Guarantees & threat model

Guarantees:

  • Atomic settlement: for each trade, both asset and cash legs settle together, or the asset is reclaimed by the seller. One-sided settlement is not an intended state.
  • Defined failure behavior: if the payment fails, is cancelled, no outcome key is released, or the latest time passes, the contracts expose a predictable reclaim path for the seller.
  • Optional privacy extensions allow observers to see that a trade settled or not without seeing full terms; institutions can still disclose details off-chain when required.

Threat model:

  • Soundness of the commitment scheme binding outcome key hashes.
  • Non-colluding decryption oracle operators. A single operator in a centralized deployment can withhold decryption or release the wrong outcome key, breaking atomicity or liveness.
  • Non-censoring sequencers on both networks during the settlement window. A censored payment or settlement transaction forces the fallback to the reclaim path.
  • Honest trade-setup system that generates unique, unpredictable outcome keys and distributes them correctly.

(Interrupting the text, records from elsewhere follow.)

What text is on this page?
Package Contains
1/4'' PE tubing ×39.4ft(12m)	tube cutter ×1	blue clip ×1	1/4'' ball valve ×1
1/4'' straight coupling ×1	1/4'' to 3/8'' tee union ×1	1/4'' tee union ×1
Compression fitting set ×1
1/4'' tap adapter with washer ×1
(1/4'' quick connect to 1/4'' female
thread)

Collision or replay across trades breaks the guarantee.
  • Network-layer metadata (IP, timing, gas patterns) is out of scope.

Trade-offs

  • Oracle governance is a recurring operational question. Institutions must agree on who runs the oracle, how its keys are managed, and how incidents (downtime, misconfiguration) are handled.
  • Settlement latency depends on payment finality, oracle processing, and any proof generation, adding delay relative to same-network transfers.
  • Integration effort is non-trivial. Internal systems must handle outcome keys, track trade identifiers, listen to events on both networks, and reconcile them with internal ledgers.
  • Exceptional cases (incorrect parameters, operational errors, regulatory holds) still require documented off-chain procedures. Fully automated recovery is out of scope.
  • Standard ERC-7573 provides no privacy. Confidentiality requires layering additional patterns: threshold oracles, minimal on-chain data, or private payment layers.

Example

  • An issuer issues a tokenized bond on Ethereum L1 (asset leg). A buyer holds EURC stablecoin on an L2 rollup (cash leg).
  • They agree off-chain on trade identifier T, bond quantity, payment amount, and a latest settlement time.
  • The seller locks the bond in the locking contract on L1 under T.
  • The buyer registers T and executes the EURC payment via the decryption contract on the rollup; the oracle releases the success outcome key for T.
  • That key is submitted to the L1 locking contract, which transfers the bond to the buyer. If the payment had failed or been cancelled, the failure outcome key would have been used instead and the seller would reclaim the bond.

Privacy extensions

Standard ERC-7573 provides atomic settlement but no privacy. For institutional use cases requiring confidentiality:

  • Threshold decryption oracle: Run the oracle with several independent operators and require a k-of-n quorum before an outcome key is released.
  • Minimal on-chain trade data: Keep full trade terms (price, size, counterparties) in internal systems; on-chain, store only a trade identifier and a short reference that links back to those records.
  • Private or proof-based payment layer: Use a network or rollup for the cash leg that hides detailed balances but can provide a clear "payment completed or not completed" result for each trade identifier.

These extensions do not change how the contracts decide outcomes: the asset contract still receives an outcome key and either delivers the asset or allows reclaim.